Generalizing the Linearized Doubling approach, I: General theory and new minimal surfaces and self-shrinkers

In Part I of this article we generalize the Linearized Doubling (LD) approach, introduced in earlier work by NK, by proving a general theorem stating that if $\Sigma$ is a closed minimal surface embedded in a Riemannian three-manifold $(N,g)$ and its Jacobi operator $\mathcal{L}_\Sigma$ has trivial kernel, then given a suitable family of LD solutions on $\Sigma$, a minimal surface resembling two copies of $\Sigma$ joined by many small catenoidal bridges can be constructed by PDE gluing methods. (An LD solution $\varphi$ on $\Sigma$ is a singular solution of the linear equation $\mathcal{L}_\Sigma \varphi =0$ with logarithmic singularities; in the construction the singularities are replaced by catenoidal bridges.) As an example demonstrating the applicability of the theorem we construct new doublings of the Clifford torus. In Part II we construct families of LD solutions for general $(O(2)\times \Z_2)$-symmetric backgrounds $(\Sigma, N,g)$. Combining with the theorem in Part I this implies the construction of new minimal doublings for such backgrounds. (Constructions for general backgrounds remain open.) This generalizes our earlier work for $\Sigma=\Sph^2 \subset N=\Sph^3$ providing new constructions even for that background.
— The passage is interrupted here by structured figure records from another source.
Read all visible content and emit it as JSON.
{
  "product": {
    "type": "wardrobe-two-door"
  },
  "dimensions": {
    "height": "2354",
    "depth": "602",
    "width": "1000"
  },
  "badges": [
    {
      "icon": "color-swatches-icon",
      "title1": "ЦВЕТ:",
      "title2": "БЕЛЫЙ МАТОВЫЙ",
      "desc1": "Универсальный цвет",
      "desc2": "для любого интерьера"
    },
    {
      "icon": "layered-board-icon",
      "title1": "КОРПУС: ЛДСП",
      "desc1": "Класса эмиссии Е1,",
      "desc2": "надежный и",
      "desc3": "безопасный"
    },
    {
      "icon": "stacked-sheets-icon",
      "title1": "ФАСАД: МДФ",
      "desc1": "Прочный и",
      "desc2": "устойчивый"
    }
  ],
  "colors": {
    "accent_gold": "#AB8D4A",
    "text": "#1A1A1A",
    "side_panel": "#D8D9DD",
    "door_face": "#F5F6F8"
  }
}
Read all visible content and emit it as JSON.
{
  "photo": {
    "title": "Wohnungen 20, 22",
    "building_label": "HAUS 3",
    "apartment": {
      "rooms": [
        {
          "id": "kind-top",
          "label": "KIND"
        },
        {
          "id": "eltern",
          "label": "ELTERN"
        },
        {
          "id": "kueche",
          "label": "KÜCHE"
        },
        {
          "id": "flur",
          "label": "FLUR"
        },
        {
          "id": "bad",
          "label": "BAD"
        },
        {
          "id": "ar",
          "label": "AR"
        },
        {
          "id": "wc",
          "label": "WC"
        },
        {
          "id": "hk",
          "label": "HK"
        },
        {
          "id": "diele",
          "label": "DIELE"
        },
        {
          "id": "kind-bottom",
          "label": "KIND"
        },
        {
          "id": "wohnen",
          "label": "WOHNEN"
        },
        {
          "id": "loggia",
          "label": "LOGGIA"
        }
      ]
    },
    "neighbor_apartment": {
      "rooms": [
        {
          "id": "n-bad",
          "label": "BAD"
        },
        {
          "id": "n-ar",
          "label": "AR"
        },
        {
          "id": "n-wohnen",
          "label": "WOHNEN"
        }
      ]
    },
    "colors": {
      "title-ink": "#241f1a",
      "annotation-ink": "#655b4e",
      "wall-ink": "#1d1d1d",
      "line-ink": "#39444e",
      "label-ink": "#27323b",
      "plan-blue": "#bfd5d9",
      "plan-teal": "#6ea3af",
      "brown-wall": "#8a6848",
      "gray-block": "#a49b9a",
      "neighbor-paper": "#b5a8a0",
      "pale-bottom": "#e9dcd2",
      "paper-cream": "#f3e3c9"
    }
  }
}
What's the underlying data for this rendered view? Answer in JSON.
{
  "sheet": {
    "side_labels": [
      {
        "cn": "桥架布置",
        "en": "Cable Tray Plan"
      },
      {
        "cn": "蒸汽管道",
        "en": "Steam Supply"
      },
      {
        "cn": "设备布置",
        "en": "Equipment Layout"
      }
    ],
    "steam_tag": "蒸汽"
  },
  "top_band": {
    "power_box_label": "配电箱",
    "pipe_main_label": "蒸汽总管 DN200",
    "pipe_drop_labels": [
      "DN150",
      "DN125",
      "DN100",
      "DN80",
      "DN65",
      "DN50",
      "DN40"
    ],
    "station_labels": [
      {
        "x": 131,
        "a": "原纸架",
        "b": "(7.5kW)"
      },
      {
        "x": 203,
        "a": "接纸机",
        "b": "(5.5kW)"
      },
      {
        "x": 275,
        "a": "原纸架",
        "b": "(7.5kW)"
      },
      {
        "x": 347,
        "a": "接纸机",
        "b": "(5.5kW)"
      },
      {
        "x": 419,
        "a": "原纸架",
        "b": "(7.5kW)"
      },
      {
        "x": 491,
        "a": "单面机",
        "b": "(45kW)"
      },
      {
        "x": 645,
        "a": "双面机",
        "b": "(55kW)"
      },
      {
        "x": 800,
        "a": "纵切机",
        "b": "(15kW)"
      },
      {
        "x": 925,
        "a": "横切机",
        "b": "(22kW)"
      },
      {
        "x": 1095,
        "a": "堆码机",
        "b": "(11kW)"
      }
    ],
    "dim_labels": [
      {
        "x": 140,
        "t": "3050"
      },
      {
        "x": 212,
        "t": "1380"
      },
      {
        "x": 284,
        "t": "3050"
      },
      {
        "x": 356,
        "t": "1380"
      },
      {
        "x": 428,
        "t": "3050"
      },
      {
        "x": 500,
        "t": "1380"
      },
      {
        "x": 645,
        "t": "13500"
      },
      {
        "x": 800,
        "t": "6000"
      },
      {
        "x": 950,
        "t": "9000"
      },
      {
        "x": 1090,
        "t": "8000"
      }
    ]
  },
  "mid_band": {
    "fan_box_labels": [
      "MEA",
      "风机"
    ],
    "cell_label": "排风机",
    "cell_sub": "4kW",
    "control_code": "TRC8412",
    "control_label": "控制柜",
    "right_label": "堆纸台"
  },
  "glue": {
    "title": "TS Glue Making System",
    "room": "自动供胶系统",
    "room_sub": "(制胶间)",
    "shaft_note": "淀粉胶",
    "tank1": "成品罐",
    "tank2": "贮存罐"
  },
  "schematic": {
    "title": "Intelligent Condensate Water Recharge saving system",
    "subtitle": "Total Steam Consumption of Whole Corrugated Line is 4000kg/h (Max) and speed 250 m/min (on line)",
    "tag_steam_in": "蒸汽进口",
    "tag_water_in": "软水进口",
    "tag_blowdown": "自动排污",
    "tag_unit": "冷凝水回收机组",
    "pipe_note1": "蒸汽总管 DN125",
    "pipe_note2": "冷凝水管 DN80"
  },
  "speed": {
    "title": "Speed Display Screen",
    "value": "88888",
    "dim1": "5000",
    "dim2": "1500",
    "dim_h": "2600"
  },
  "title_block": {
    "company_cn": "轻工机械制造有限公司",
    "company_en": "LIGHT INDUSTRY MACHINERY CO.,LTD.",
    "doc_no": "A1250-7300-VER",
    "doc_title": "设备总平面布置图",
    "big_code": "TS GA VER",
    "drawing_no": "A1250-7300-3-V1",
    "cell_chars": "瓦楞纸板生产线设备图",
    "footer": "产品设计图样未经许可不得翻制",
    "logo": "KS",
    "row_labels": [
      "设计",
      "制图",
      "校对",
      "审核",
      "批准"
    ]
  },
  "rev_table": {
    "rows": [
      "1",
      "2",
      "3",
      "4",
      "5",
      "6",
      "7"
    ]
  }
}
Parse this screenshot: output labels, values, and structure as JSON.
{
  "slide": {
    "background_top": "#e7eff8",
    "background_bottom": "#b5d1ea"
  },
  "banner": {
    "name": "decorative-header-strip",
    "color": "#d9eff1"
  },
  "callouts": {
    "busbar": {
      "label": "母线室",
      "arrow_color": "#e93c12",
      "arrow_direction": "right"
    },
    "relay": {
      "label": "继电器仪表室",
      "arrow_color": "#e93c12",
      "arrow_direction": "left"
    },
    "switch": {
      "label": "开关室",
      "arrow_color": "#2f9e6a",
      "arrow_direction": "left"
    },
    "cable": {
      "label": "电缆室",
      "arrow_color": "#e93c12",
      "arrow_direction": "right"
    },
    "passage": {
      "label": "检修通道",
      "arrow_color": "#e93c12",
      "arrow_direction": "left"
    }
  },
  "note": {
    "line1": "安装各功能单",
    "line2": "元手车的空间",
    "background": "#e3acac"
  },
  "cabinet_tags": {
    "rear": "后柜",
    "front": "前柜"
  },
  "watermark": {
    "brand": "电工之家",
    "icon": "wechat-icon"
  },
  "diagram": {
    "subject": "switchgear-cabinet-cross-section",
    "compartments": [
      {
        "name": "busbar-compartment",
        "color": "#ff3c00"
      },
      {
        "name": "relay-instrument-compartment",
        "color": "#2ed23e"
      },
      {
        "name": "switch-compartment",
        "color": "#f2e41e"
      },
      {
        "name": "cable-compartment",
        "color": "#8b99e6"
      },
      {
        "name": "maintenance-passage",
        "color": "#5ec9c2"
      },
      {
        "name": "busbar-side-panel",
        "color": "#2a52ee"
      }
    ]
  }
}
In Part III, applying the earlier result -- appropriately modified for the catenoid and the critical catenoid -- we construct new self-shrinkers of the mean curvature flow via doubling the spherical self-shrinker or the Angenent torus, new complete embedded minimal surfaces of finite total curvature in the Euclidean three-space via doubling the catenoid, and new free boundary minimal surfaces in the unit ball via doubling the critical catenoid.